En littérature, les voyages dans l’espace permettent parfois d’agréables dépaysements… Lorsque ceux-ci se conjuguent au voyage dans le temps, l’exotisme devient absolu…


Floire et Blanchefleur est un conte écrit par un clerc du XIIe siècle. Considéré comme un des récits fondateurs de la fiction sentimentale, il a connu, au Moyen Âge, un succès qui s’est peu à peu tari au fil des siècles. Il ne tient qu’au lecteur contemporain de le redécouvrir avec plaisir… Peut-être avec un brin de tendresse condescendante au début ? Il faut dire que l’histoire s’ouvre de manière très conventionnelle et donne l’impression de lire un conte pour enfants. On retrouve tous les éléments typiques de ce type de fiction avec retour sur la généalogie des personnages principaux, description de leur enfance, de leur croissance et de leur environnement familial. Cela semble très (trop ?) classique, mais seulement parce que la trame narrative -sans doute du fait de son efficacité-, a été réutilisée à outrance par la suite. Deux pages plus tard, les a priori se dissipent déjà… Derrière une apparence de classicisme qui ne saurait plus étonner les lecteurs endurcis que nous sommes, les premières impressions d’un charme baroque apparaissent. Si les descriptions peuvent paraître manichéennes, avec d’un côté les méchants et leur cruauté exacerbée, et de l’autre les gentils et leur bonté hors du commun, les situations qui leur sont attribuées le sont tout autant : d’un côté on tranche des têtes à tout va et pour le moindre propos, de l’autre on se pâme dans des jardins luxuriants qui s’apparentent en tout point, dans leur faune et leur flore foisonnante, au paradis perdu d’un monde innocent.

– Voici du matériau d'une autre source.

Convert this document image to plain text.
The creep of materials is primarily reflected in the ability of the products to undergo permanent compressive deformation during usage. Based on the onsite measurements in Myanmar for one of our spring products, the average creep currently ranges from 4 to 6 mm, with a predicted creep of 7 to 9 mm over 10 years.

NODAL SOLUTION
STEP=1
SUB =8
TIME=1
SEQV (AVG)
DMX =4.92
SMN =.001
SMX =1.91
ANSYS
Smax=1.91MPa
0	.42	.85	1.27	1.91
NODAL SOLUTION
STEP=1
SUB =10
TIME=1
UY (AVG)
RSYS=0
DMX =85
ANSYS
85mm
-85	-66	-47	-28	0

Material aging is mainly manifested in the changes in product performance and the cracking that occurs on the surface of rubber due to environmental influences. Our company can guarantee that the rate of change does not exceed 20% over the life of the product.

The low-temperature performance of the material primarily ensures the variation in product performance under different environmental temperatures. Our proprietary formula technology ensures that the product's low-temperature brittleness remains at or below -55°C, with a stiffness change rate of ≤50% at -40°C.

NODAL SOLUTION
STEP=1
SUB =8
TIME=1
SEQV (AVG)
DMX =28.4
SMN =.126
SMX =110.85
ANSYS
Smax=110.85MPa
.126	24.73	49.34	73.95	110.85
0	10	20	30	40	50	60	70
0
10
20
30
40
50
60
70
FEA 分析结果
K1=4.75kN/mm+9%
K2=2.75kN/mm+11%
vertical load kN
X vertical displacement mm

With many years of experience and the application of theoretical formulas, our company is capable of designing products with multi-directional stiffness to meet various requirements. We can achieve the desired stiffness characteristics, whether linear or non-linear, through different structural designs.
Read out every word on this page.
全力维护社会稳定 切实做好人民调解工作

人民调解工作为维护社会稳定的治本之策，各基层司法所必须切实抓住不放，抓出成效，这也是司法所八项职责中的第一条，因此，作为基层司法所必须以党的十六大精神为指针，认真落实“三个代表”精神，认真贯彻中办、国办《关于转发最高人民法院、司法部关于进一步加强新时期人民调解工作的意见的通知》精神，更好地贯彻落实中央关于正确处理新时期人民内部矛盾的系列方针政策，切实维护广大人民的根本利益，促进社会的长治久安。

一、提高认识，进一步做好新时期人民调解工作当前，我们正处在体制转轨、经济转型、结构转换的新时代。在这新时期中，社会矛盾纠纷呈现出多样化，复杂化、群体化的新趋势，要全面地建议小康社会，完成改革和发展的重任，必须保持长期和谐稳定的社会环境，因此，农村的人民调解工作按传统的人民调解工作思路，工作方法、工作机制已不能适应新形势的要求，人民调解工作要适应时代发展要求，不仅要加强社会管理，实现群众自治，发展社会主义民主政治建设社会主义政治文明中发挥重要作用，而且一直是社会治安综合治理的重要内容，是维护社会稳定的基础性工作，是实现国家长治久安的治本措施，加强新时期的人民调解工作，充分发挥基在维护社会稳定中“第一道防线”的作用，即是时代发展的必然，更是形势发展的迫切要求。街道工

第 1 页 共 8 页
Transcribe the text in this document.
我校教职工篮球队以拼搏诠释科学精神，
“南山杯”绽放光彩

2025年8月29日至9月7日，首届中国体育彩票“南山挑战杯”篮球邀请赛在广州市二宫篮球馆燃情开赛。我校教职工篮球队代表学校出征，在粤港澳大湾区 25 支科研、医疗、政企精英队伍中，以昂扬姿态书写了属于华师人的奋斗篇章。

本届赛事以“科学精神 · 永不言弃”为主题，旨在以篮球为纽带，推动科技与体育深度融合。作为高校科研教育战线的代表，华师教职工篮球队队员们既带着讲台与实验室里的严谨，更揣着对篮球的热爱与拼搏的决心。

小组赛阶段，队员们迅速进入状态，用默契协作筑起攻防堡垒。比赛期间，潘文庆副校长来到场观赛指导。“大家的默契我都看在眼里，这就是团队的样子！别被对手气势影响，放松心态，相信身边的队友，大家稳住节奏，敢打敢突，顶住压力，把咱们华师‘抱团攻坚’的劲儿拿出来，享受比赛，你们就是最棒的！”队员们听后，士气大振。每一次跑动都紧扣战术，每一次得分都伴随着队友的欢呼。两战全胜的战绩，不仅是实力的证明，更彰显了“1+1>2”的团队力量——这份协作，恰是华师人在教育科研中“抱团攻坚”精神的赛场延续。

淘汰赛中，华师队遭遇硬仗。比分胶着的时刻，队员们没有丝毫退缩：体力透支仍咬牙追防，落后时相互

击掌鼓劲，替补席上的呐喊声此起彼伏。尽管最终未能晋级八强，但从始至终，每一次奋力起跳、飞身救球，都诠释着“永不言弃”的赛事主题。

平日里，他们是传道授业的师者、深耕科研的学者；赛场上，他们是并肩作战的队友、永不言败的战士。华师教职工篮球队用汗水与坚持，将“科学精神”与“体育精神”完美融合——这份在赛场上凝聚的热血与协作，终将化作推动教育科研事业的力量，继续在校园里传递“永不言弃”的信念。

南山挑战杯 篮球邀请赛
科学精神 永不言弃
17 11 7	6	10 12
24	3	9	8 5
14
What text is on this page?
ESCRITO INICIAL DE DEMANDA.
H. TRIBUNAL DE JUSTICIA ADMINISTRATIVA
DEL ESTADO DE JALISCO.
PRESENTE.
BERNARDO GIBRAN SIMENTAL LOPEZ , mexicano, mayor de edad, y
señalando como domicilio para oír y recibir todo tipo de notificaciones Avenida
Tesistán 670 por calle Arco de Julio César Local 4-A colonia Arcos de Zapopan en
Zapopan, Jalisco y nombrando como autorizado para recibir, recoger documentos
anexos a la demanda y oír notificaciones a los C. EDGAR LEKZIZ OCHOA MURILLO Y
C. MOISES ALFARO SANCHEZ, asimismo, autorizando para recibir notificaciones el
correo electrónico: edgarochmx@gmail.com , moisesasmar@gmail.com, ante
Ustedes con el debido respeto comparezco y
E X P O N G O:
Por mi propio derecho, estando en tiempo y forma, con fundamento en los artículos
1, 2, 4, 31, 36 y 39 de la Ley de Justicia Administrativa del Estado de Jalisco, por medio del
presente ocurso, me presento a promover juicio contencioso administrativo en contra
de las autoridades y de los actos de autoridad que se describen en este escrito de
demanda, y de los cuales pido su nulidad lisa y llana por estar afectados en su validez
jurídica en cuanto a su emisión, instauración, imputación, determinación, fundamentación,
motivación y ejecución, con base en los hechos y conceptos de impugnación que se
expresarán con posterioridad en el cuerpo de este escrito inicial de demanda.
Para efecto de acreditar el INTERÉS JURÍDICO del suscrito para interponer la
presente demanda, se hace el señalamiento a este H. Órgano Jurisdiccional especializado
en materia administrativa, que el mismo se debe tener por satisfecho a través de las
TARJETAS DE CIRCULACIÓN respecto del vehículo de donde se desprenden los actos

« Le jardin est toujours en fleurs, toujours y retentit le concert des oiseaux. Il n’est au monde d’essence précieuse, ébène, platane ou alisier, ni d’arbre greffé, doux figuier, pêcher ou poirier, ni noyer ni aucun autre arbre fruitier dont ce parc ne soit abondamment pourvu. On y trouve du poivre, de la cannelle, du galanga, de l’encens, du girofle, de la zédoaire, et bien d’autres épices aux très douces senteurs. Il n’y en a pas tant, que je sache, dans l’Orient et l’Occident réunis ! Celui qui, dans ce jardin, respire le parfum des épices et des fleurs et entend le ramage des oiseaux et le chant modulé des cigales, il doit, dans ce concert harmonieux, se croire au Paradis. »



Le voyage dans le temps se fera non seulement par rapport à la chronologie, mais aussi par rapport à la nouveauté émerveillée que semble connaître l’amour qui lie Floire et Blanchefleur. La passion y est décrite simplement et ses seuls obstacles sont extérieurs. Le motif est classique : une discordance des conditions sociales empêchera les deux enfants amoureux de s’épouser, et pour éviter que Floire ne soit trop malheureux, on envoie Blanchefleur dans les pays lointains, espérant que l’éloignement lui permettra de l’oublier. Mais ce n’est pas le cas et Floire s’engage dans une aventure qui devra le conduire à retrouver sa dulcinée. Cette quête sera l’occasion de découvertes surprenantes. On mise peu sur la psychologie des personnages, mais davantage sur la trame dramatique et la succession des rebondissements.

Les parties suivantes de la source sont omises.